Several board members worried that teachers could flee schools graded D or F, exacerbating the challenges faced by schools in high-poverty areas, where students face extra challenges before they even walk into a classroom. 

“It’s a struggle for me to think about saying everyone should pull themselves up by their bootstraps, when some folks have a closet full of boots, and some have none,” said Darrell Cobbins, who represents Memphis on the board.

Many education advocates worried the state could return to an era when schools with many affluent students coasted to the top ratings, while doing little to show they were helping students improve. Meanwhile, schools in high-poverty areas will have little chance to earn an A or B, they told Chalkbeat.

“Measuring only absolute proficiency for 50% of a school’s grade will most certainly disadvantage our highest poverty schools,” said Erin O’Hara Block, a school board member for Metropolitan Nashville Public Schools, who served on the working group giving input to the state.

“I’m not sure what this system is supposed to motivate for schools, nor how it will truly inform parents on differences in what various schools can offer to their children,” she said.

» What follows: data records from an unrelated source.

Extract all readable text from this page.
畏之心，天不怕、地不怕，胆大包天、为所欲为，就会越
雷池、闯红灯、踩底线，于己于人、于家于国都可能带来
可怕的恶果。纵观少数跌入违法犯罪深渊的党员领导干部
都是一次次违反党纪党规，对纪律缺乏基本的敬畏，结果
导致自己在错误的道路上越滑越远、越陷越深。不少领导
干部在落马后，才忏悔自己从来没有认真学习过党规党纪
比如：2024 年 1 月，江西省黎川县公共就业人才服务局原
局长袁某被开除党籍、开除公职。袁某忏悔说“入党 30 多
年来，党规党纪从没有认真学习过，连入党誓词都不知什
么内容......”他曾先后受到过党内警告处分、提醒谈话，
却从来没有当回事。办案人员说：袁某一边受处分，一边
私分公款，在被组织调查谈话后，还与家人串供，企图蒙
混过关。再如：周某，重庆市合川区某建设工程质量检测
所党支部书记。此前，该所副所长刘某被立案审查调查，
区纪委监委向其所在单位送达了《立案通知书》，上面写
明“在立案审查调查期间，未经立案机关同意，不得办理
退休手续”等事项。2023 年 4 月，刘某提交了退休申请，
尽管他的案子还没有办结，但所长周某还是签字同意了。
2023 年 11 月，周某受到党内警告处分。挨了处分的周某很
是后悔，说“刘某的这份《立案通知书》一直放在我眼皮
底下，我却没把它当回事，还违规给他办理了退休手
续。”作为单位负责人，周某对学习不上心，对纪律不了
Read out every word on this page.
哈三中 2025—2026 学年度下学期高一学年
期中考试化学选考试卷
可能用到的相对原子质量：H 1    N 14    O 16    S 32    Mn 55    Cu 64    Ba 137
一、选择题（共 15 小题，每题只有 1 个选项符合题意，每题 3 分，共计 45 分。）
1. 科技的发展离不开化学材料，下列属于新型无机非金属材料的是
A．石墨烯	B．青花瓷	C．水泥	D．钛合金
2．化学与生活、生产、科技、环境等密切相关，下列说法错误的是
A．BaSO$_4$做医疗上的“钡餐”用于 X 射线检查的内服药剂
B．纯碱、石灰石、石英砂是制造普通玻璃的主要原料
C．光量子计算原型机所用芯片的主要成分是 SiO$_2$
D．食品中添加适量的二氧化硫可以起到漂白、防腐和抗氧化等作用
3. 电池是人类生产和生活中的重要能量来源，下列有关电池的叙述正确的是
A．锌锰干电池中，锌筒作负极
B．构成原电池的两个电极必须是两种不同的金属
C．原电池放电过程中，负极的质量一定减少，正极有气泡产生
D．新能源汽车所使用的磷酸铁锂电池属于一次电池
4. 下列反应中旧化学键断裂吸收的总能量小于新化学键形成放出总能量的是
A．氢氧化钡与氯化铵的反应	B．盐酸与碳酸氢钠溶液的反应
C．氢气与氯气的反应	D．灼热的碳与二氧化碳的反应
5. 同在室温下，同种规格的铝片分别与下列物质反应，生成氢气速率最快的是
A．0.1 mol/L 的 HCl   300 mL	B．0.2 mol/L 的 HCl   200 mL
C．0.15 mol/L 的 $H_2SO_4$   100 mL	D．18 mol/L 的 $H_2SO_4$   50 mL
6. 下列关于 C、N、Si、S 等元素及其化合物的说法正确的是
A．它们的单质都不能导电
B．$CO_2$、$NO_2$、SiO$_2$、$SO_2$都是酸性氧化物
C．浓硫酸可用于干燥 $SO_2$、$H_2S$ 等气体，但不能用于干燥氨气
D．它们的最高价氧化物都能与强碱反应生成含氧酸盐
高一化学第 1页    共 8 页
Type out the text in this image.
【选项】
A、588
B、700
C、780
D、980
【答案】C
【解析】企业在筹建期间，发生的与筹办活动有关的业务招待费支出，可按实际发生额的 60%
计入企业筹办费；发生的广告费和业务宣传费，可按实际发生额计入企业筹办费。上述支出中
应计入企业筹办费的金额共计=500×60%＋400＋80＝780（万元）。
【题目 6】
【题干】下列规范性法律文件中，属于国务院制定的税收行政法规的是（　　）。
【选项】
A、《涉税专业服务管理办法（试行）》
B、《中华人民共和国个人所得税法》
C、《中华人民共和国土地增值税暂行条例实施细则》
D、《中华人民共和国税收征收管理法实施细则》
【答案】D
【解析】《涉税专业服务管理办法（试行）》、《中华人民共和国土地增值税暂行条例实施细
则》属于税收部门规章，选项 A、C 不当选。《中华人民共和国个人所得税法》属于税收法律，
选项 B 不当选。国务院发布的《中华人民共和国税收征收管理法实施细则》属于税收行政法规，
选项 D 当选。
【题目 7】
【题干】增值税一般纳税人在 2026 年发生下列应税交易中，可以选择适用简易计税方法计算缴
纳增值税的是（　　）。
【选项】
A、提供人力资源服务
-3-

Reynolds said the letter grades are a tool to provide families and school communities with information they can use to make decisions, not necessarily to incentivize schools to improve.

“We want to tell the truth about whether or not our kids are actually achieving,” she said.

But Gini Pupo-Walker, director of the Education Trust in Tennessee, is hopeful the grades will somehow be tied to extra resources to help struggling schools.

“We look forward to learning more about how the state plans to support schools that receive D’s and F’s,” she said, “and ensure schools are paying attention to the success of all students.”